Converting to millimeters: $\Delta x = 0.015 \times 1000 \ mm = 15 \ mm$.

(B) The vertical deflection $x$ of a cantilever rod due to a load $F = mg$ at its end is related to the shear modulus $\eta$ by the formula:
$\eta = \frac{F L}{A x} \Rightarrow x = \frac{mg L}{A \eta}$
Where $L = 6 \text{ cm} = 6 \times 10^{-2} \text{ m}$,radius $r = 2 \text{ cm} = 2 \times 10^{-2} \text{ m}$,$m = 400 \pi \text{ kg}$,$g = 10 \text{ m/s}^2$,and $\eta = 3 \times 10^{10} \text{ N/m}^2$.
The cross-sectional area $A = \pi r^2 = \pi (2 \times 10^{-2})^2 = 4 \pi \times 10^{-4} \text{ m}^2$.
Substituting these values into the formula:
$x = \frac{(400 \pi \times 10) \times (6 \times 10^{-2})}{(4 \pi \times 10^{-4}) \times (3 \times 10^{10})}$
$x = \frac{4000 \pi \times 6 \times 10^{-2}}{12 \pi \times 10^6}$
$x = \frac{24000 \pi \times 10^{-2}}{12 \pi \times 10^6} = \frac{240 \pi}{12 \pi \times 10^6} = 20 \times 10^{-6} \text{ m}$
$x = 20 \times 10^{-3} \text{ mm} = 0.02 \text{ mm}$.
Thus,the correct option is $B$.

(B) Given: Side of the slab $L = 50 \text{ cm} = 0.5 \text{ m}$, thickness $t = 10 \text{ cm} = 0.1 \text{ m}$, shearing force $F = 10^5 \text{ N}$, displacement $x = 0.2 \text{ mm} = 0.2 \times 10^{-3} \text{ m}$.
Area of the face subjected to force $A = L \times t = 0.5 \text{ m} \times 0.1 \text{ m} = 0.05 \text{ m}^2$.
Shear stress $= \frac{F}{A} = \frac{10^5}{0.05} = 2 \times 10^6 \text{ N/m}^2$.
Shear strain $= \frac{x}{L} = \frac{0.2 \times 10^{-3} \text{ m}}{0.5 \text{ m}} = 0.4 \times 10^{-3} = 4 \times 10^{-4}$.
Shear modulus $\eta = \frac{\text{Shear stress}}{\text{Shear strain}} = \frac{2 \times 10^6}{4 \times 10^{-4}} = 0.5 \times 10^{10} \text{ N/m}^2 = 5 \times 10^9 \text{ N/m}^2 = 5 \text{ GPa}$.

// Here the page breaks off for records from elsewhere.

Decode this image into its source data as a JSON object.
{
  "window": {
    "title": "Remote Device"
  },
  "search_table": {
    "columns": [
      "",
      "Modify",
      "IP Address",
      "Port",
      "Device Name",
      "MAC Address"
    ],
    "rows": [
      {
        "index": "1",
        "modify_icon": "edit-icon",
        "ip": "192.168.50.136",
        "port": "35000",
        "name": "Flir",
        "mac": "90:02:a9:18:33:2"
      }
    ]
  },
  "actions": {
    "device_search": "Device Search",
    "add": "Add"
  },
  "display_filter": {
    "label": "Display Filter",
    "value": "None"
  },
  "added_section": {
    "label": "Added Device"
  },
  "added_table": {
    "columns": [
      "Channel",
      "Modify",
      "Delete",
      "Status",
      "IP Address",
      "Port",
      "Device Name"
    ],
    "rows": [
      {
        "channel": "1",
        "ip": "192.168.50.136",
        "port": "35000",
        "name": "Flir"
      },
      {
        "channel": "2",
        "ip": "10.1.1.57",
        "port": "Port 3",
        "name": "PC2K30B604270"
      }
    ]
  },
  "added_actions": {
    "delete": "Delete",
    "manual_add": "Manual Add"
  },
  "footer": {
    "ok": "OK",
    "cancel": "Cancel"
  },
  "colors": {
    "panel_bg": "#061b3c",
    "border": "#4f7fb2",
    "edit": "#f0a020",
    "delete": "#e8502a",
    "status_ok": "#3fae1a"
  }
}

(B) The modulus of rigidity $\eta$ is defined as the ratio of shear stress to shear strain: $\eta = \frac{\text{Shear Stress}}{\text{Shear Strain}} = \frac{F/A}{x/L}$.
Rearranging the formula to solve for displacement $x$: $x = \frac{FL}{A\eta}$.
Given values: side length $L = 5$ cm $= 0.05$ m,area $A = L^2 = (0.05)^2 = 0.0025$ m$^2$,force $F = 10$ $N$,and modulus of rigidity $\eta = 10^5$ $N$/m$^2$.
Substituting these values into the formula: $x = \frac{10 \times 0.05}{0.0025 \times 10^5}$.
$x = \frac{0.5}{250} = 0.002$ m.
Converting meters to millimeters: $0.002$ m $= 2$ mm.